Someone asked for a list of RKN projects approved for the environment, there is only one page (guess what's missing from the list - but I have been assured the missing one will be included as soon as we finally figure out what we want) -

Comments

ROGUE ECONOMIST said…
I think it's time Brunei seriously considers some policy on waste re-cycling.
Bearing in mind that it is HIGHLY UNLIKELY our people will want to bother themselves in sorting their waste, let alone sending the re-cyclable waste to a recycling centre,
the government needs to bring the ways and means to their doorsteps, costly but will be beneficial in the long term.

If you can't picture it, I refer to the waste management here in England. What the government does to encourage waste re-cycling is that each household is given 'white sacks' for their re-cyclable waste every few months. So each week, 2 binmen will come, 1 for the wet household waste and another for the recyclable waste.
What we have noticed now is that the 'white sacks' are no longer distributed as often as it was 2 years ago. Now, because everyone has been used to the whole re-cycling routine, the habit is formed and re-cycling becomes the norm.
I don't know if it will work in Brunei, but it does work here in England (unless our people are too thick-headed to see the rationale- which could well be the case!).

Anyway, to me this waste management is not a laughing matter.

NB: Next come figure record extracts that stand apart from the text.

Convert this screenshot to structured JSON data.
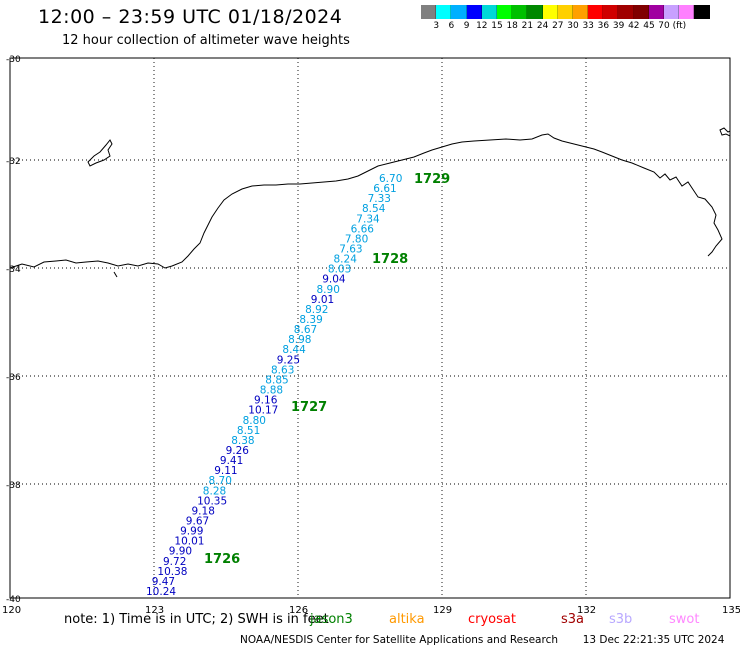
{
  "header": {
    "title": "12:00 – 23:59 UTC 01/18/2024",
    "subtitle": "12 hour collection of altimeter wave heights"
  },
  "colorbar": {
    "colors": [
      "#808080",
      "#00ffff",
      "#00b0ff",
      "#0000ff",
      "#00d8d8",
      "#00ff00",
      "#00c000",
      "#008800",
      "#ffff00",
      "#ffd000",
      "#ffa000",
      "#ff0000",
      "#d00000",
      "#a00000",
      "#800000",
      "#a000a0",
      "#c8a0ff",
      "#ff80ff",
      "#000000"
    ],
    "labels": [
      "3",
      "6",
      "9",
      "12",
      "15",
      "18",
      "21",
      "24",
      "27",
      "30",
      "33",
      "36",
      "39",
      "42",
      "45",
      "70 (ft)"
    ]
  },
  "axes": {
    "lat_labels": [
      "-30",
      "-32",
      "-34",
      "-36",
      "-38",
      "-40"
    ],
    "lon_labels": [
      "120",
      "123",
      "126",
      "129",
      "132",
      "135"
    ]
  },
  "track": {
    "heights": [
      "6.70",
      "6.61",
      "7.33",
      "8.54",
      "7.34",
      "6.66",
      "7.80",
      "7.63",
      "8.24",
      "8.03",
      "9.04",
      "8.90",
      "9.01",
      "8.92",
      "8.39",
      "8.67",
      "8.98",
      "8.44",
      "9.25",
      "8.63",
      "8.85",
      "8.88",
      "9.16",
      "10.17",
      "8.80",
      "8.51",
      "8.38",
      "9.26",
      "9.41",
      "9.11",
      "8.70",
      "8.28",
      "10.35",
      "9.18",
      "9.67",
      "9.99",
      "10.01",
      "9.90",
      "9.72",
      "10.38",
      "9.47",
      "10.24"
    ],
    "colors": [
      "#00a0e0",
      "#00a0e0",
      "#00a0e0",
      "#00a0e0",
      "#00a0e0",
      "#00a0e0",
      "#00a0e0",
      "#00a0e0",
      "#00a0e0",
      "#00a0e0",
      "#0000c0",
      "#00a0e0",
      "#0000c0",
      "#00a0e0",
      "#00a0e0",
      "#00a0e0",
      "#00a0e0",
      "#00a0e0",
      "#0000c0",
      "#00a0e0",
      "#00a0e0",
      "#00a0e0",
      "#0000c0",
      "#0000c0",
      "#00a0e0",
      "#00a0e0",
      "#00a0e0",
      "#0000c0",
      "#0000c0",
      "#0000c0",
      "#00a0e0",
      "#00a0e0",
      "#0000c0",
      "#0000c0",
      "#0000c0",
      "#0000c0",
      "#0000c0",
      "#0000c0",
      "#0000c0",
      "#0000c0",
      "#0000c0",
      "#0000c0"
    ],
    "orbit_labels": [
      "1729",
      "1728",
      "1727",
      "1726"
    ]
  },
  "note": {
    "text": "note: 1) Time is in UTC; 2) SWH is in feet",
    "satellites": [
      {
        "name": "jason3",
        "color": "#008000"
      },
      {
        "name": "altika",
        "color": "#ff9900"
      },
      {
        "name": "cryosat",
        "color": "#ff0000"
      },
      {
        "name": "s3a",
        "color": "#a00000"
      },
      {
        "name": "s3b",
        "color": "#b8a8ff"
      },
      {
        "name": "swot",
        "color": "#ff88ff"
      }
    ]
  },
  "footer": {
    "credit": "NOAA/NESDIS Center for Satellite Applications and Research",
    "timestamp": "13 Dec 22:21:35 UTC 2024"
  }
}
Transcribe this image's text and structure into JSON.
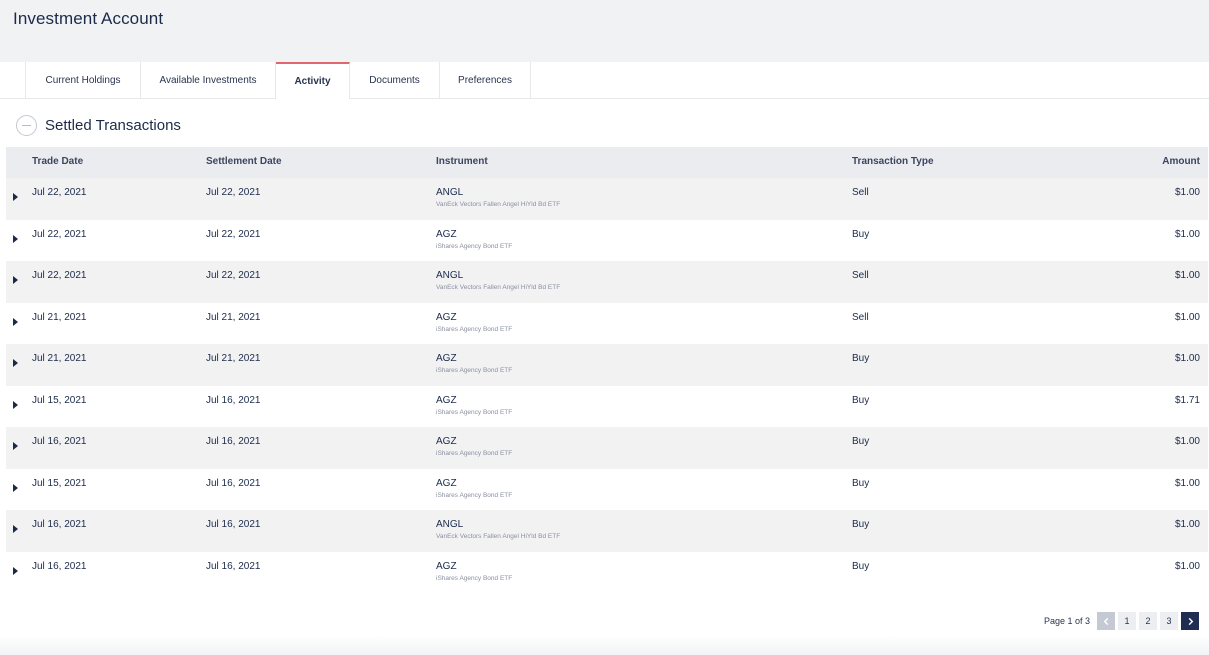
{
  "header": {
    "title": "Investment Account"
  },
  "tabs": [
    {
      "label": "Current Holdings"
    },
    {
      "label": "Available Investments"
    },
    {
      "label": "Activity"
    },
    {
      "label": "Documents"
    },
    {
      "label": "Preferences"
    }
  ],
  "section": {
    "title": "Settled Transactions"
  },
  "table": {
    "columns": [
      "Trade Date",
      "Settlement Date",
      "Instrument",
      "Transaction Type",
      "Amount"
    ],
    "rows": [
      {
        "trade_date": "Jul 22, 2021",
        "settlement_date": "Jul 22, 2021",
        "symbol": "ANGL",
        "name": "VanEck Vectors Fallen Angel HiYld Bd ETF",
        "type": "Sell",
        "amount": "$1.00"
      },
      {
        "trade_date": "Jul 22, 2021",
        "settlement_date": "Jul 22, 2021",
        "symbol": "AGZ",
        "name": "iShares Agency Bond ETF",
        "type": "Buy",
        "amount": "$1.00"
      },
      {
        "trade_date": "Jul 22, 2021",
        "settlement_date": "Jul 22, 2021",
        "symbol": "ANGL",
        "name": "VanEck Vectors Fallen Angel HiYld Bd ETF",
        "type": "Sell",
        "amount": "$1.00"
      },
      {
        "trade_date": "Jul 21, 2021",
        "settlement_date": "Jul 21, 2021",
        "symbol": "AGZ",
        "name": "iShares Agency Bond ETF",
        "type": "Sell",
        "amount": "$1.00"
      },
      {
        "trade_date": "Jul 21, 2021",
        "settlement_date": "Jul 21, 2021",
        "symbol": "AGZ",
        "name": "iShares Agency Bond ETF",
        "type": "Buy",
        "amount": "$1.00"
      },
      {
        "trade_date": "Jul 15, 2021",
        "settlement_date": "Jul 16, 2021",
        "symbol": "AGZ",
        "name": "iShares Agency Bond ETF",
        "type": "Buy",
        "amount": "$1.71"
      },
      {
        "trade_date": "Jul 16, 2021",
        "settlement_date": "Jul 16, 2021",
        "symbol": "AGZ",
        "name": "iShares Agency Bond ETF",
        "type": "Buy",
        "amount": "$1.00"
      },
      {
        "trade_date": "Jul 15, 2021",
        "settlement_date": "Jul 16, 2021",
        "symbol": "AGZ",
        "name": "iShares Agency Bond ETF",
        "type": "Buy",
        "amount": "$1.00"
      },
      {
        "trade_date": "Jul 16, 2021",
        "settlement_date": "Jul 16, 2021",
        "symbol": "ANGL",
        "name": "VanEck Vectors Fallen Angel HiYld Bd ETF",
        "type": "Buy",
        "amount": "$1.00"
      },
      {
        "trade_date": "Jul 16, 2021",
        "settlement_date": "Jul 16, 2021",
        "symbol": "AGZ",
        "name": "iShares Agency Bond ETF",
        "type": "Buy",
        "amount": "$1.00"
      }
    ]
  },
  "pagination": {
    "label": "Page 1 of 3",
    "pages": [
      "1",
      "2",
      "3"
    ],
    "prev_icon": "chevron-left-icon",
    "next_icon": "chevron-right-icon"
  },
  "colors": {
    "accent_tab": "#e0676e",
    "navy": "#1f2d52"
  }
}
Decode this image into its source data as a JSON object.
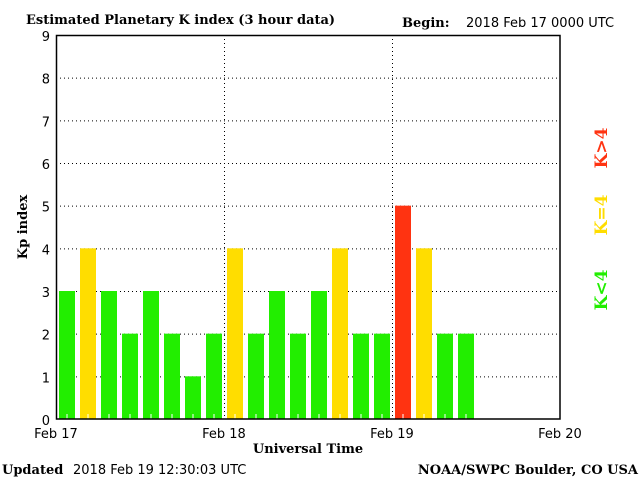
{
  "chart_data": {
    "type": "bar",
    "title": "Estimated Planetary K index (3 hour data)",
    "begin_label": "Begin:",
    "begin_value": "2018 Feb 17 0000 UTC",
    "xlabel": "Universal Time",
    "ylabel": "Kp index",
    "ylim": [
      0,
      9
    ],
    "yticks": [
      "0",
      "1",
      "2",
      "3",
      "4",
      "5",
      "6",
      "7",
      "8",
      "9"
    ],
    "xticks": [
      "Feb 17",
      "Feb 18",
      "Feb 19",
      "Feb 20"
    ],
    "bars_per_day": 8,
    "values": [
      3,
      4,
      3,
      2,
      3,
      2,
      1,
      2,
      4,
      2,
      3,
      2,
      3,
      4,
      2,
      2,
      5,
      4,
      2,
      2
    ],
    "grid": true,
    "legend": [
      {
        "label": "K<4",
        "color": "#22ee00"
      },
      {
        "label": "K=4",
        "color": "#ffdd00"
      },
      {
        "label": "K>4",
        "color": "#ff3311"
      }
    ],
    "legend_placement": "right"
  },
  "footer": {
    "updated_label": "Updated",
    "updated_value": "2018 Feb 19 12:30:03 UTC",
    "source": "NOAA/SWPC Boulder, CO USA"
  }
}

If Brunei really wants to preserve its environment, waste management SHOULD be our main and first priority.

salaam.
sky said…
besides waste recycling, Brunei should also take into account on the reuse-able stuffs and recycling such as re-using plastic bags or promoting the use paperbags and recycle shopping bags. plastic bags take up huge amounts of space in our country's landfill sites, space that could be used much more effectively.

Plastic bags could also contribute to releasing greenhouse gases through its production, decomposititon and disposal and it takes 1,000 years for plastics to decay.

The government could pass laws to tax plastic bags or have special carrier-bag recycling bins set up around the country. This again would come down to the government as they could run a campaign to make people re-use carrier bags or pass laws making it difficult not to - for example by not allowing supermarkets to provide them.